The Trump administration last year also stopped making payments to insurers that help them keep out-of-pocket costs down for low-income consumers, resulting in large premium increases for 2018.

Harrington said states have been able to shield some of those subscribers from the higher premiums by ensuring they got bigger subsidies. But things haven’t worked out as well for people making middle incomes who are looking to buy insurance on the exchanges.

“There’s a lot of concern that remains about people that aren’t subsidy eligible that may be facing high premiums, and the reinsurance mechanism is one way to try to address that,” he said.

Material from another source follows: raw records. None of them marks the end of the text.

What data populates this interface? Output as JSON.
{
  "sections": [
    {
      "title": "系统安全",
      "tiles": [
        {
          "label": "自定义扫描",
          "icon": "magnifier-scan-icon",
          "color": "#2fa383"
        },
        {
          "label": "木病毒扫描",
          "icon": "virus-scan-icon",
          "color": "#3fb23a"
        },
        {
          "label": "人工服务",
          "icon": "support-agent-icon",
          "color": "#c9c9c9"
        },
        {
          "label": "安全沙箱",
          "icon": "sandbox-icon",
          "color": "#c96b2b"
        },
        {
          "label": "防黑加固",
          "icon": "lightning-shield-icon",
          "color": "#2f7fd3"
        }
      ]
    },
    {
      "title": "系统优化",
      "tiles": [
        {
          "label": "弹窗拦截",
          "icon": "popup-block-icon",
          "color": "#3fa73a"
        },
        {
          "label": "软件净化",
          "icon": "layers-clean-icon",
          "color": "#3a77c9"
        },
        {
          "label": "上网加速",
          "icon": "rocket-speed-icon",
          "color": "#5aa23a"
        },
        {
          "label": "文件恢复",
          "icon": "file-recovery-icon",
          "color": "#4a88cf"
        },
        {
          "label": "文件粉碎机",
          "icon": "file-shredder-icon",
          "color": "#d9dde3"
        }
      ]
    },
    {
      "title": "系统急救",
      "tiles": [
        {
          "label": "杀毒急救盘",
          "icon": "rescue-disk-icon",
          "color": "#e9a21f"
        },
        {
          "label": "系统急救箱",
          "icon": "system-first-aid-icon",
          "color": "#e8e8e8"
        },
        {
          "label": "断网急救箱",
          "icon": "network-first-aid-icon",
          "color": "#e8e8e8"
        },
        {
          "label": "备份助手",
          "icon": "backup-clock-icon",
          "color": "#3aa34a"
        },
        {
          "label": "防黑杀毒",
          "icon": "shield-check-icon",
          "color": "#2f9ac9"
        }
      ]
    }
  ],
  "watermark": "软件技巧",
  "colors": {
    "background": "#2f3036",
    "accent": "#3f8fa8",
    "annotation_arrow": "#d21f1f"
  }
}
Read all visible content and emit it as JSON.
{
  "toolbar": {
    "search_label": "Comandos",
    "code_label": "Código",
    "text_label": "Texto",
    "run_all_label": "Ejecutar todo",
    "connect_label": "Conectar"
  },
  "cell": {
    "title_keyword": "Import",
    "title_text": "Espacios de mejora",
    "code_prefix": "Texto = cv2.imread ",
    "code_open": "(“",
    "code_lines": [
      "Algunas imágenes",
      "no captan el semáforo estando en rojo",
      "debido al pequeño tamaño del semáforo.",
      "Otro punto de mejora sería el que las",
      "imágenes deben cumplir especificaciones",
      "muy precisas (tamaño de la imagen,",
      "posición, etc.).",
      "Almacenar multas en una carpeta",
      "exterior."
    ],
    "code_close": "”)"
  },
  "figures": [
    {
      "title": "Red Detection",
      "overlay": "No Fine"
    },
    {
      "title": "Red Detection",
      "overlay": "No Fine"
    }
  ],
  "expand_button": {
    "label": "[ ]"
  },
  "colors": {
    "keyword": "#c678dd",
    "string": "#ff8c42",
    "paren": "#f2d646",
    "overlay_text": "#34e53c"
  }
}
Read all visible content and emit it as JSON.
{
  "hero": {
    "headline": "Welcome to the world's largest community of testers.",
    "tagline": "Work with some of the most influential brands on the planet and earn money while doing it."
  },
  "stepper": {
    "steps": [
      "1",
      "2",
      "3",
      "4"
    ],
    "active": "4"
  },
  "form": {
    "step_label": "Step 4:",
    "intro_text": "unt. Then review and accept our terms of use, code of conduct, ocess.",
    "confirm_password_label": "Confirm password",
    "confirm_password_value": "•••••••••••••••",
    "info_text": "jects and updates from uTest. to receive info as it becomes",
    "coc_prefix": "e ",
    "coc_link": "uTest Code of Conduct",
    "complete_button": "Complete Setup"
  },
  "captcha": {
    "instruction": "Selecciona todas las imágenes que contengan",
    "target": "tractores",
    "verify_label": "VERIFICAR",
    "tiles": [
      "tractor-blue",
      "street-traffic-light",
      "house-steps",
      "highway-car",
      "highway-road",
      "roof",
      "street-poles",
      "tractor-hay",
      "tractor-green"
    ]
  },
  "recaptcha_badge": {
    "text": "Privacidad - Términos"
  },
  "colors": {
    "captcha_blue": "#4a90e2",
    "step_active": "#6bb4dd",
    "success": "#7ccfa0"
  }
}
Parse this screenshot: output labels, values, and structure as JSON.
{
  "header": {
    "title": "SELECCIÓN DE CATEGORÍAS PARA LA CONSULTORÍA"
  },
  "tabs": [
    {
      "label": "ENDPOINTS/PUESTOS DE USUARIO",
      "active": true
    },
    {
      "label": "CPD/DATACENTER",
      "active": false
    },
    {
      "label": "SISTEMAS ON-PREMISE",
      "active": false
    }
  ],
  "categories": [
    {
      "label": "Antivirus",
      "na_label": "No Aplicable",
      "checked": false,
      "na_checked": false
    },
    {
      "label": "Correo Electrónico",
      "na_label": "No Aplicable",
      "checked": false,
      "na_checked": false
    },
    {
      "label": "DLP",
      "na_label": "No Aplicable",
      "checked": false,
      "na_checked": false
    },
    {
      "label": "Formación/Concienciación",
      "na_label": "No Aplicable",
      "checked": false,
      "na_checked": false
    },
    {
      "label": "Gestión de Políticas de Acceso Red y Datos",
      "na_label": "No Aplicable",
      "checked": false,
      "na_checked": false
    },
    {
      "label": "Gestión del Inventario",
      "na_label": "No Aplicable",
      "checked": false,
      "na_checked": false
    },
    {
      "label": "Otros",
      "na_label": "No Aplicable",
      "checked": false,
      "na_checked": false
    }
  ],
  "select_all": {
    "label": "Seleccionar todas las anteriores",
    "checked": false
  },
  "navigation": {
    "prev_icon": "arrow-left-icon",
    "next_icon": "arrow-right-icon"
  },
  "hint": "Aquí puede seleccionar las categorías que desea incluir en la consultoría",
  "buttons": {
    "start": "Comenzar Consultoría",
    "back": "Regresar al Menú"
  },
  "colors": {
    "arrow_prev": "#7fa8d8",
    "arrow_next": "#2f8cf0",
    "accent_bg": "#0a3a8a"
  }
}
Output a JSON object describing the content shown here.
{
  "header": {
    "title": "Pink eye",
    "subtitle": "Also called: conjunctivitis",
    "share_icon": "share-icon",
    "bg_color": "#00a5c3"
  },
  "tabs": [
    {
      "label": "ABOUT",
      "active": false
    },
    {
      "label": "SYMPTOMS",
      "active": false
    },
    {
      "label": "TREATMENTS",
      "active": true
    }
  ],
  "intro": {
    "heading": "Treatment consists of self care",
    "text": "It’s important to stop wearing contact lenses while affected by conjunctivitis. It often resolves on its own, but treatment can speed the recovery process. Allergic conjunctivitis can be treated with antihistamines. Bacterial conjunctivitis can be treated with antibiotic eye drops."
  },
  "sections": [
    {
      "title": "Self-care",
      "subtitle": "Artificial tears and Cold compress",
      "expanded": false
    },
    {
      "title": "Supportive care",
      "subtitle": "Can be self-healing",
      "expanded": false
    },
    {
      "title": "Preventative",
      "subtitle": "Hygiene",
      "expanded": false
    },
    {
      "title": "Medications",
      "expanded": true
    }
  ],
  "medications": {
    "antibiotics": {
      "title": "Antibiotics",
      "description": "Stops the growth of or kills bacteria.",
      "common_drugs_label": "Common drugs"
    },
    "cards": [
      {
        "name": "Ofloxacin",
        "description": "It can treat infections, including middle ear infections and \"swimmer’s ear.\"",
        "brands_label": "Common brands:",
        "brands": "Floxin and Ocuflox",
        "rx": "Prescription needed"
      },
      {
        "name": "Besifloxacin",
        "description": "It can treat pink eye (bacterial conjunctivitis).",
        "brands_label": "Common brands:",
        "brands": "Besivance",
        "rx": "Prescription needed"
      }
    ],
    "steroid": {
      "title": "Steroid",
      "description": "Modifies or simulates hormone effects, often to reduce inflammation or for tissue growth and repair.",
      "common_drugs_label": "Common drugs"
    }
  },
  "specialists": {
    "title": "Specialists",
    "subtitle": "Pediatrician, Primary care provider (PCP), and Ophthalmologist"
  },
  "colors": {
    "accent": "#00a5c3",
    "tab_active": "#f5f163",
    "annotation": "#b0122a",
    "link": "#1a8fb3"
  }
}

New Jersey projects its reinsurance program will cut premiums by 15 percent.

According to the Kaiser Family Foundation, seven states have adopted reinsurance programs so far.

Pennsylvania does not currently have plans to pursue a reinsurance program.

“The individual health insurance market here in Pennsylvania is, in fact, stabilizing despite the numerous and continued efforts from Washington to destabilize that market,” said Ron Ruman, a spokesman for the state Department of Insurance.

Insurers in Pennsylvania’s individual marketplace have requested an average rate increase of just 0.7 percent for plans to be offered in 2019.

In Delaware, people shopping for individual plans will see an average rate increase of 3 percent next year.

Ruman said Pennsylvanians would have more choices in the exchange next year, with new insurers entering the market and others expanding to new areas of coverage.

He also said state Insurance Commissioner Jessica Altman holds the view that funding for reinsurance programs should come from the federal government, not state coffers. New Jersey is paying for its program through a combination of state and federal funds.